Wohlverhaltensphase vs. Kinderbetreuung

Mit der Eröffnung des Insolvenzverfahrens beginnt die Wohlverhaltensphase. Was ist, wenn die Erwerbstätigkeit aufgrund von familiären Verpflichtungen reduziert werden muss?

Mit der Eröffnung des Insolvenzverfahrens beginnt die Wohlverhaltensphase. Dem Schuldner treffen indem Zeitraum zwischen Beendigung des Insolvenzverfahrens und dem Ende der Abtretungsfrist bestimmte Obliegenheiten.

So ist der Schuldner nach § 295 Abs. 1 Nr. 1 InsO verpflichtet eine angemessene Erwerbstätigkeit auszuüben.

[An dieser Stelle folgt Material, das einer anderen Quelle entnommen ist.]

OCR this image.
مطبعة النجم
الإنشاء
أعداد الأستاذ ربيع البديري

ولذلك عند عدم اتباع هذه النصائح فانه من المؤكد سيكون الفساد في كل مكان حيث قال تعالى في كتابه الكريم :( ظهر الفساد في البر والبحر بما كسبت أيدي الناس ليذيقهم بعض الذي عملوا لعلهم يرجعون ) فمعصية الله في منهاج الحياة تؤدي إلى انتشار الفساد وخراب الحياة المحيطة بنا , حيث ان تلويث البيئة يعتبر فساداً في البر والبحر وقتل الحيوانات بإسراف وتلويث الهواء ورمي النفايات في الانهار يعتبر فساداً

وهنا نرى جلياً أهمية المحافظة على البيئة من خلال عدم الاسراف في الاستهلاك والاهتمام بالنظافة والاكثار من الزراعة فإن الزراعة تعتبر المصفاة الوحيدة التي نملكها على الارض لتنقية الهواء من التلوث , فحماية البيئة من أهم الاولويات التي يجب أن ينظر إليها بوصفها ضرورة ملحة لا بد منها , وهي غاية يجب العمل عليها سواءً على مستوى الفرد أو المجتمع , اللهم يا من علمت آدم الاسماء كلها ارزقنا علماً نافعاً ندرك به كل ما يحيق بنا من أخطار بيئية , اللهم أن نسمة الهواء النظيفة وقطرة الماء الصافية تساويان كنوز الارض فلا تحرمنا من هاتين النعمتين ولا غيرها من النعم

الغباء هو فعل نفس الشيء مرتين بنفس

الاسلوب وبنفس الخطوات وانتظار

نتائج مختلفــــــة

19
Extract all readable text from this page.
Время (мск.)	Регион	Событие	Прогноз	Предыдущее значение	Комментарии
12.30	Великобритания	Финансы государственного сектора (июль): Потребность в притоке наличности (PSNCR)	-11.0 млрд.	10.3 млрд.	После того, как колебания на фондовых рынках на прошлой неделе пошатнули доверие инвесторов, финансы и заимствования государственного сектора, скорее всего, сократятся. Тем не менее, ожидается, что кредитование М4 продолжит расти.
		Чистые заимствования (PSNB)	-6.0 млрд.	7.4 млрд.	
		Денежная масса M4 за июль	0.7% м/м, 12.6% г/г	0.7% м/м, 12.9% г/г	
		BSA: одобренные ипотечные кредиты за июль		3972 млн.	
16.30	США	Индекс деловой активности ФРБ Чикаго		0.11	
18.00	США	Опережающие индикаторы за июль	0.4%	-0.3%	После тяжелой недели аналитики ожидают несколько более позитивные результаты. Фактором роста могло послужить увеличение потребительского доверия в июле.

Der Erwerbstätigkeit muss also unter Berücksichtigung der Verhältnisse des Schuldner objektiv und subjektiv angemessen und auch zumutbar sein. Für die Bestimmung der Zumutbarkeit wird § 140 SGB III herangezogen.

Was ist jetzt aber, wenn die Erwerbstätigkeit aufgrund von familiären Verpflichtungen reduziert werden musste?

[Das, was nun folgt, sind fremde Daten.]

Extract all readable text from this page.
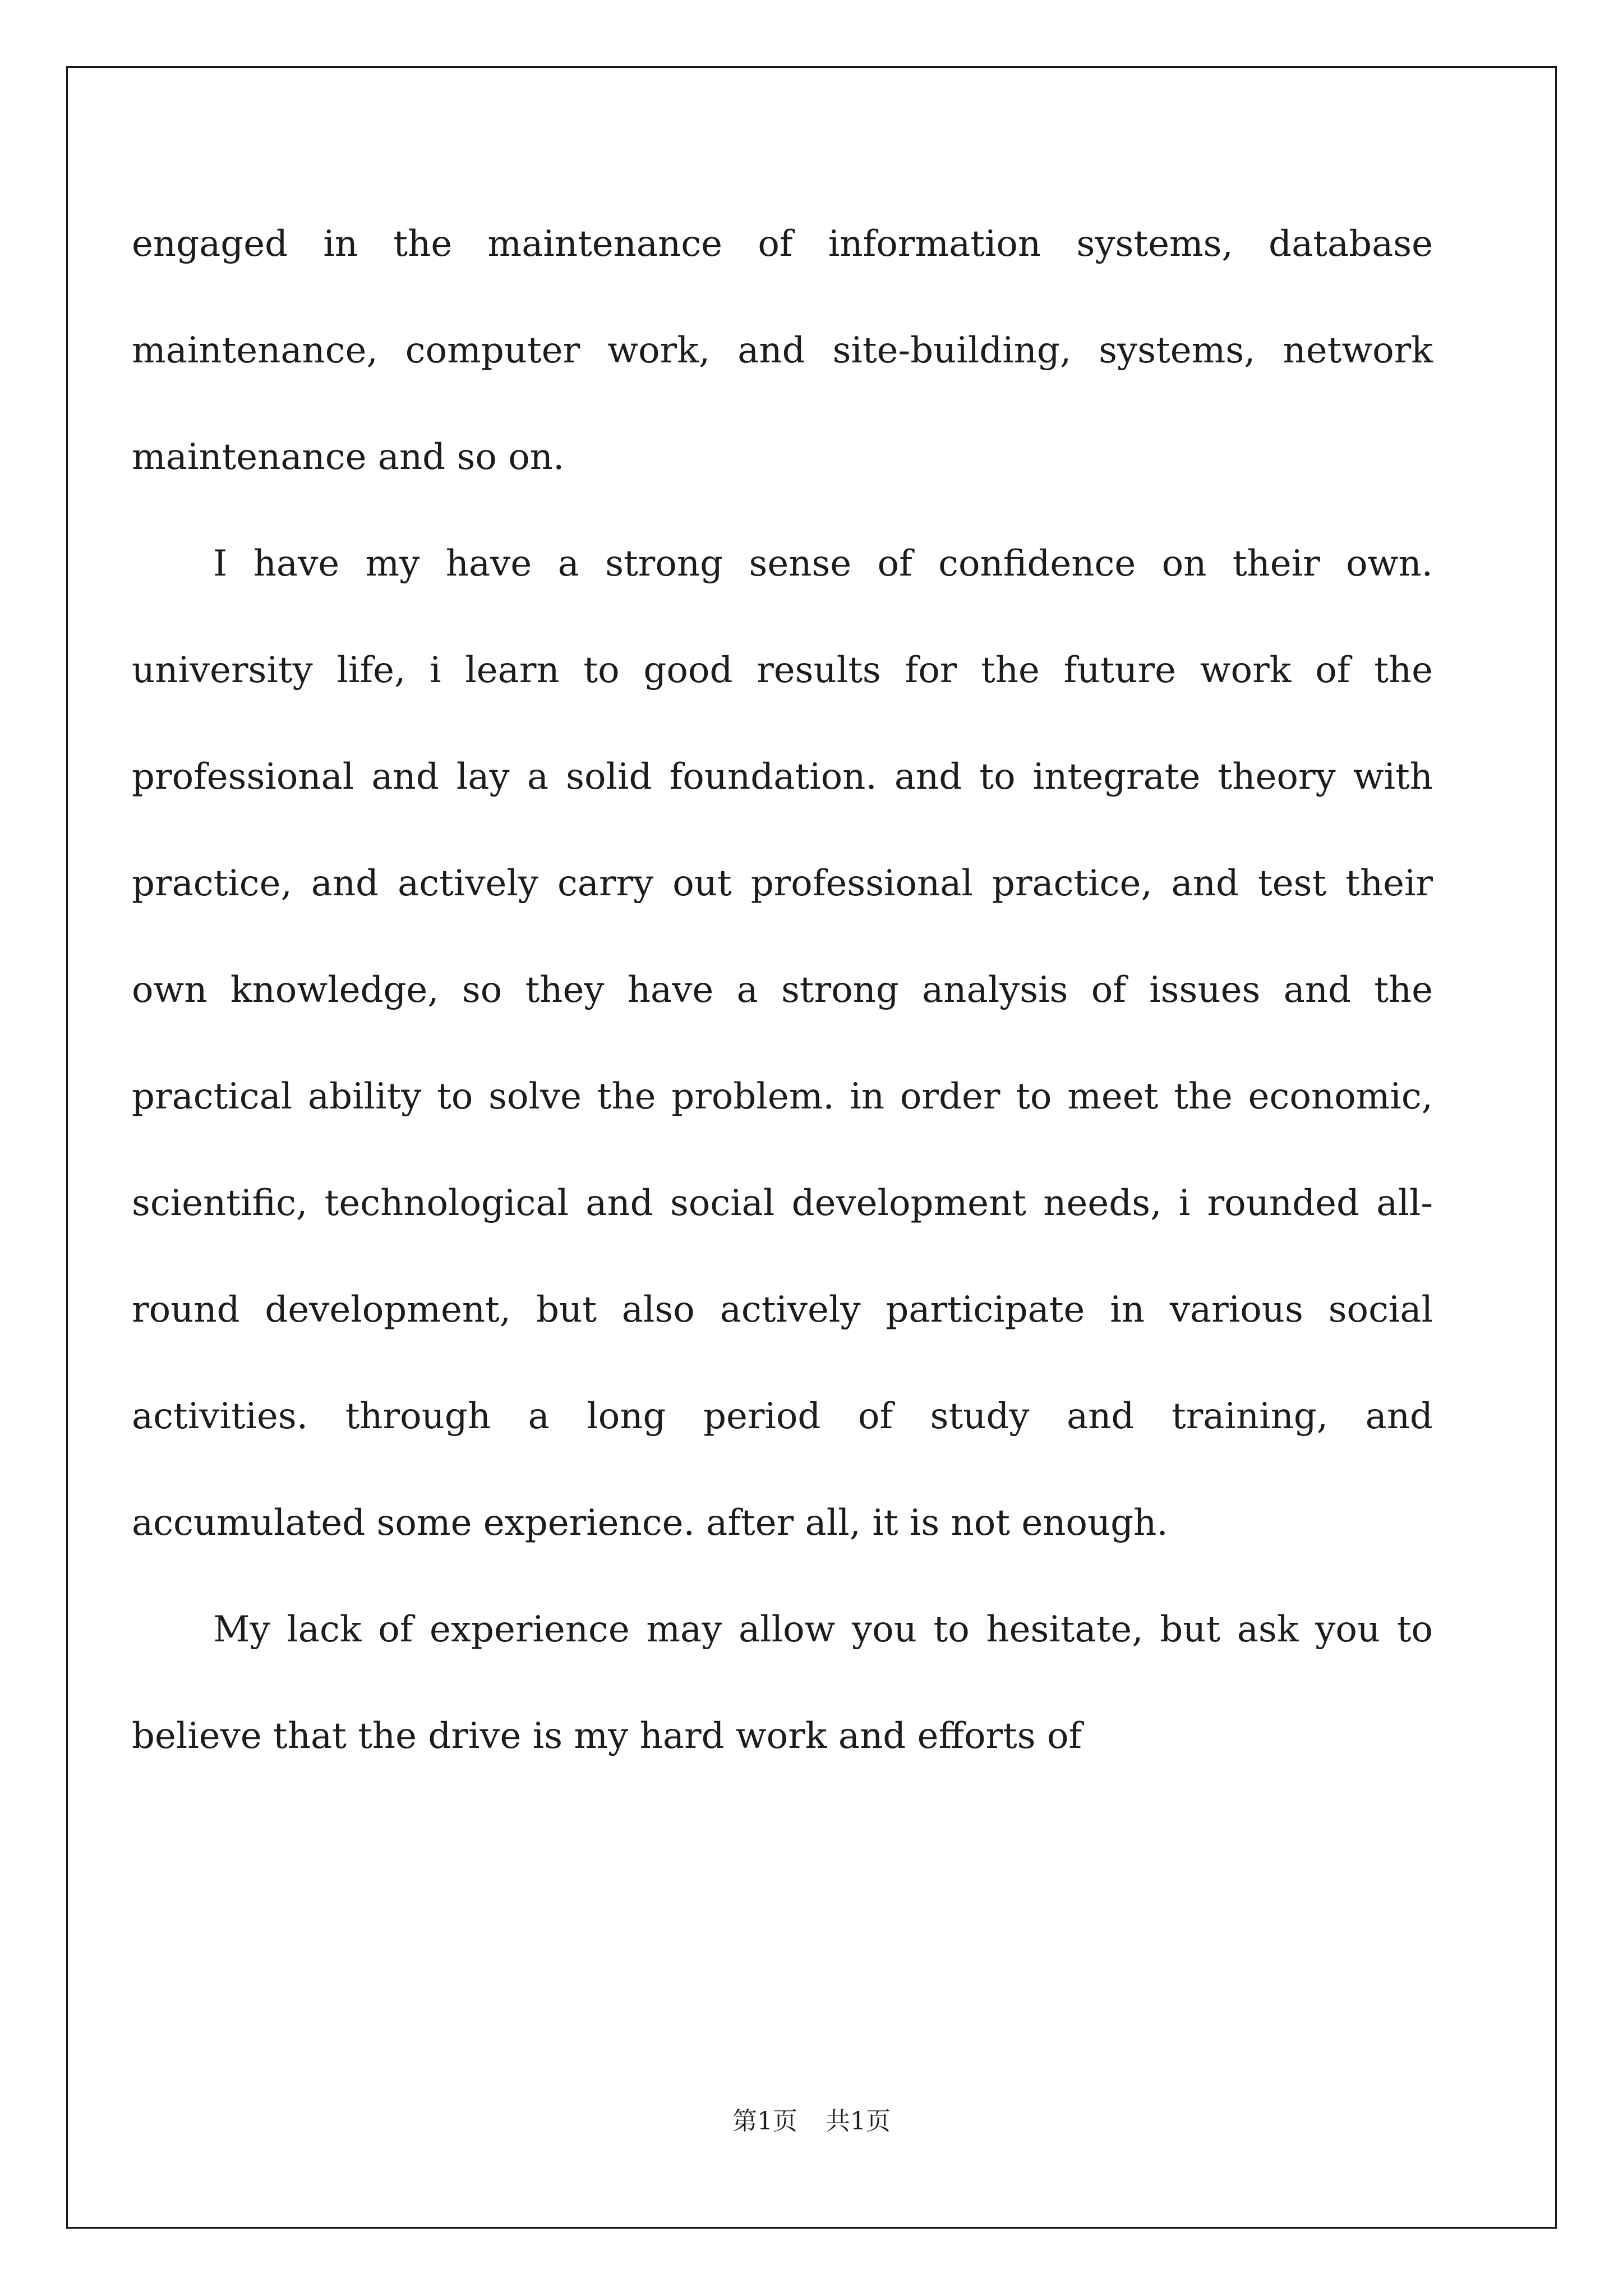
engaged in the maintenance of information systems, database maintenance, computer work, and site-building, systems, network maintenance and so on.

I have my have a strong sense of confidence on their own. university life, i learn to good results for the future work of the professional and lay a solid foundation. and to integrate theory with practice, and actively carry out professional practice, and test their own knowledge, so they have a strong analysis of issues and the practical ability to solve the problem. in order to meet the economic, scientific, technological and social development needs, i rounded all-round development, but also actively participate in various social activities. through a long period of study and training, and accumulated some experience. after all, it is not enough.

My lack of experience may allow you to hesitate, but ask you to believe that the drive is my hard work and efforts of

第1页 共1页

Beispielsweise weil Schulen und Kindertagesstätten während des Lockdowns geschlossen wurden.

Grundsätzlich ist auf die familiären Verhältnisse Rücksicht zu nehmen. Hat der Schuldner minderjährige Kinder in seinem Haushalt zu betreuen, richtet sich der Umfang der Erwerbsobliegenheit nach den Maßstäben, die zu § 1570 BGB entwickelt wurden (BGH 03.12.2003 – IX ZB 139/07). Danach besteht grundsätzlich bei Kindern bis zum dritten Lebensjahr keine Erwerbsobliegenheit.

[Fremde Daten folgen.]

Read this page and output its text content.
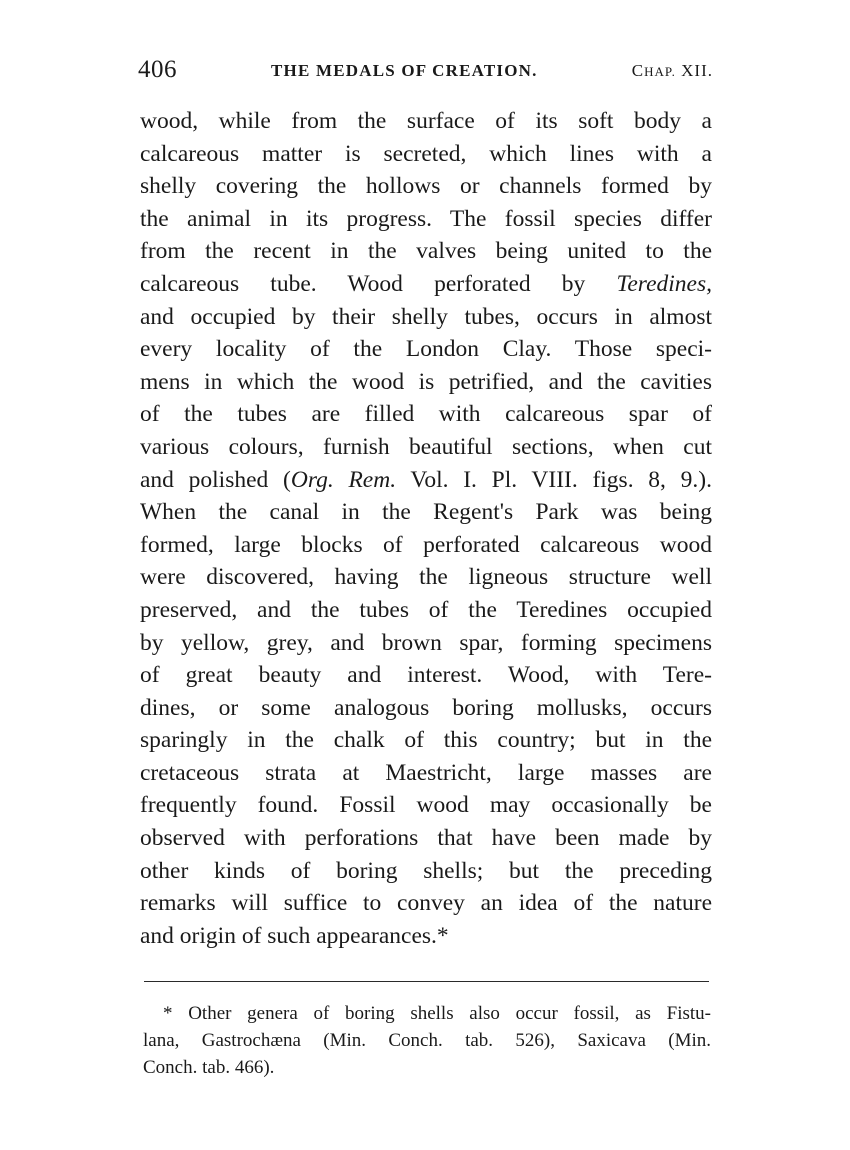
406	THE MEDALS OF CREATION.	CHAP. XII.
wood, while from the surface of its soft body a
calcareous matter is secreted, which lines with a
shelly covering the hollows or channels formed by
the animal in its progress. The fossil species differ
from the recent in the valves being united to the
calcareous tube. Wood perforated by Teredines,
and occupied by their shelly tubes, occurs in almost
every locality of the London Clay. Those speci-
mens in which the wood is petrified, and the cavities
of the tubes are filled with calcareous spar of
various colours, furnish beautiful sections, when cut
and polished (Org. Rem. Vol. I. Pl. VIII. figs. 8, 9.).
When the canal in the Regent's Park was being
formed, large blocks of perforated calcareous wood
were discovered, having the ligneous structure well
preserved, and the tubes of the Teredines occupied
by yellow, grey, and brown spar, forming specimens
of great beauty and interest. Wood, with Tere-
dines, or some analogous boring mollusks, occurs
sparingly in the chalk of this country; but in the
cretaceous strata at Maestricht, large masses are
frequently found. Fossil wood may occasionally be
observed with perforations that have been made by
other kinds of boring shells; but the preceding
remarks will suffice to convey an idea of the nature
and origin of such appearances.*
* Other genera of boring shells also occur fossil, as Fistu-
lana, Gastrochæna (Min. Conch. tab. 526), Saxicava (Min.
Conch. tab. 466).
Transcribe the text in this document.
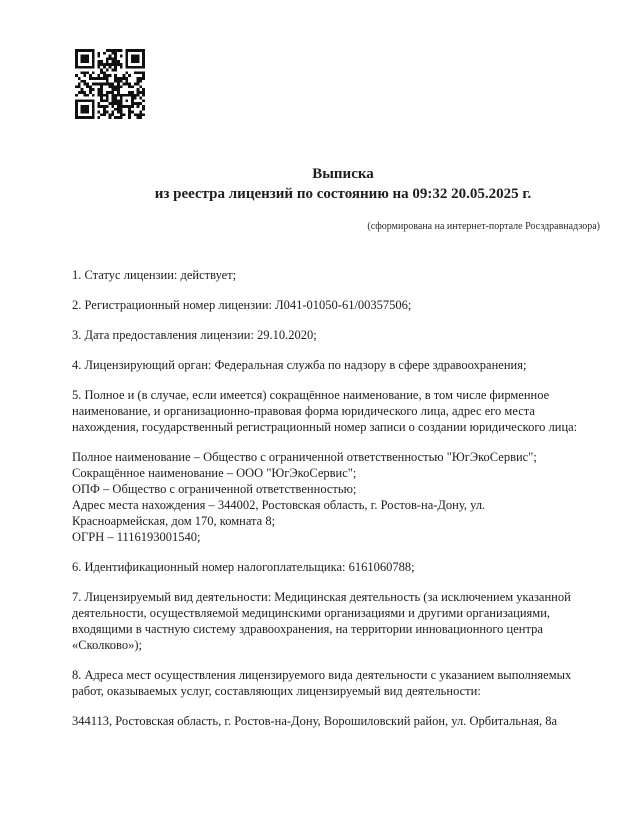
Выписка
из реестра лицензий по состоянию на 09:32 20.05.2025 г.
(сформирована на интернет-портале Росздравнадзора)

1. Статус лицензии: действует;

2. Регистрационный номер лицензии: Л041-01050-61/00357506;

3. Дата предоставления лицензии: 29.10.2020;

4. Лицензирующий орган: Федеральная служба по надзору в сфере здравоохранения;

5. Полное и (в случае, если имеется) сокращённое наименование, в том числе фирменное наименование, и организационно-правовая форма юридического лица, адрес его места нахождения, государственный регистрационный номер записи о создании юридического лица:

Полное наименование – Общество с ограниченной ответственностью "ЮгЭкоСервис";

Сокращённое наименование – ООО "ЮгЭкоСервис";

ОПФ – Общество с ограниченной ответственностью;

Адрес места нахождения – 344002, Ростовская область, г. Ростов-на-Дону, ул. Красноармейская, дом 170, комната 8;

ОГРН – 1116193001540;

6. Идентификационный номер налогоплательщика: 6161060788;

7. Лицензируемый вид деятельности: Медицинская деятельность (за исключением указанной деятельности, осуществляемой медицинскими организациями и другими организациями, входящими в частную систему здравоохранения, на территории инновационного центра «Сколково»);

8. Адреса мест осуществления лицензируемого вида деятельности с указанием выполняемых работ, оказываемых услуг, составляющих лицензируемый вид деятельности:

344113, Ростовская область, г. Ростов-на-Дону, Ворошиловский район, ул. Орбитальная, 8а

Es ist aber festzuhalten, dass es immer auch auf eine Billigkeitserwägung ankommt. Bisher nicht geklärt ist, inwieweit der nicht im gemeinsamen Haushalt lebende leibliche Vater zwecks Kinderbetreuung berechtig ist seine Arbeitszeit zu reduzieren.

Mehrfach kam diese Frage in den letzten Wochen bei uns in die Kanzlei auf. Sollte das Insolvenzgericht zu dem Ergebnis kommen, dass die Erwerbstätigkeit und die Kinderbetreuung zumutbar gewesen wären, droht die Versagung der Restschuldbefreiung.